31.アギー

「アギーになると気孔のようなものが使えるようになる。シグマとトラインがアギーだな。」
「アロエの能力は気孔だったよね。アロエもアギーなのか?」
「いや、アロエはオーカーだ。アロエの能力はアギーの気孔よりも発展した技などが使える。例えばその気孔を自分の筋力に掛け合わせて、常人では不可能なほどの力を出すこととかな。それに対してアギーは、さっきお前が本を飛ばしたように、ただ気を放出することぐらいしかできん。」

プールは思った。ああ、だからか。でアロエと戦り合ったとき、アロエの攻撃がものすごく重く感じたのは。

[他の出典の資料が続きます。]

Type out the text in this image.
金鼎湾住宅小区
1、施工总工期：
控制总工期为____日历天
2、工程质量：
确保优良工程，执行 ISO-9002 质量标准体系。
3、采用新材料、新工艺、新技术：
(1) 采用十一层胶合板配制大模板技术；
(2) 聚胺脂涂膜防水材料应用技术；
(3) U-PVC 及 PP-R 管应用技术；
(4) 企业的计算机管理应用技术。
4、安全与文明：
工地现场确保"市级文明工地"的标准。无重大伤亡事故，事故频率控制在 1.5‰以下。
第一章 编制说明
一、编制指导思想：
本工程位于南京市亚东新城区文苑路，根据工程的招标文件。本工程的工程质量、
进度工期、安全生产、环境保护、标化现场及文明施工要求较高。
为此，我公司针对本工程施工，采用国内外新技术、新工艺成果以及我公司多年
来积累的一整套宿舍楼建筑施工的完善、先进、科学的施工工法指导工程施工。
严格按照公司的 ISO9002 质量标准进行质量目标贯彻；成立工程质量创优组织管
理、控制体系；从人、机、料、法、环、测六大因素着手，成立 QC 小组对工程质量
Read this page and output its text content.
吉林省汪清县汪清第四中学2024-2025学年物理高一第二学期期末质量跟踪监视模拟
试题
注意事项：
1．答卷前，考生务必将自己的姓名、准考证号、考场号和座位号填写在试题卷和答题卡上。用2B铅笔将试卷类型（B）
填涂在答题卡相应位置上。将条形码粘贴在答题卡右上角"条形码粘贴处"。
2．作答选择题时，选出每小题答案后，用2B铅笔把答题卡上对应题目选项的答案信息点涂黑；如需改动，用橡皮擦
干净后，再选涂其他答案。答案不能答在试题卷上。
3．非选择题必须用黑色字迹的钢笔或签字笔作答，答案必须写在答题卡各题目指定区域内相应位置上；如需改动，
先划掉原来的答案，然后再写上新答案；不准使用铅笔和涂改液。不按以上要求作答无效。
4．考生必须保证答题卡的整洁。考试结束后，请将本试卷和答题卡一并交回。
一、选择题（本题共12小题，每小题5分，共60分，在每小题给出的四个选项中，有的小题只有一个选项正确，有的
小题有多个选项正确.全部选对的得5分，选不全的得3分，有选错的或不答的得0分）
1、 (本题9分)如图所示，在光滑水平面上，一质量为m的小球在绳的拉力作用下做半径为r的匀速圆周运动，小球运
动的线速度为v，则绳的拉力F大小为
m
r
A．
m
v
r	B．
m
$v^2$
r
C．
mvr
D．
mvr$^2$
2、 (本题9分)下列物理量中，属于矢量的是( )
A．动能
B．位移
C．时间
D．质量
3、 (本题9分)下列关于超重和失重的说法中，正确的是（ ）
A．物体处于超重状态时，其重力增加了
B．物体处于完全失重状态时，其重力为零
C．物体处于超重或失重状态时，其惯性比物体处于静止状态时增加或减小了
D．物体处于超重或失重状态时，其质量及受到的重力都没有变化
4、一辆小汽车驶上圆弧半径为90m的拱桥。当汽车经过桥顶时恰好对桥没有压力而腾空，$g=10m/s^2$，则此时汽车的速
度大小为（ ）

「オーカーになるのは死ぬ確率があるのに対して、アギーはその心配は全くない。AG86に直に触る必要がないからな。」
「ただ単に・・・気孔が使えるようになるだけ?」
「ああ。」

サイマグネットは危険だと何度も言われたので、自分が少なかれ能力を持ってしまったと知ったとき、どうなるのかと思ったが、プールは少し安心した。

「まあ仕組みを簡単に言えばこんな感じだ。」



ウォメは先ほどの絵に説明を再び書き加えた。

「まあお前は弟探しのついでに謎解きをするだけであるからオーカーになる必要はないな。安心しろ。」
「あ、ああ・・・。」


"安心しろ"とは言われたが、プールはウォメのその言葉に、自分がまだ本当の仲間になっていないような気がして、少し寂しくなった。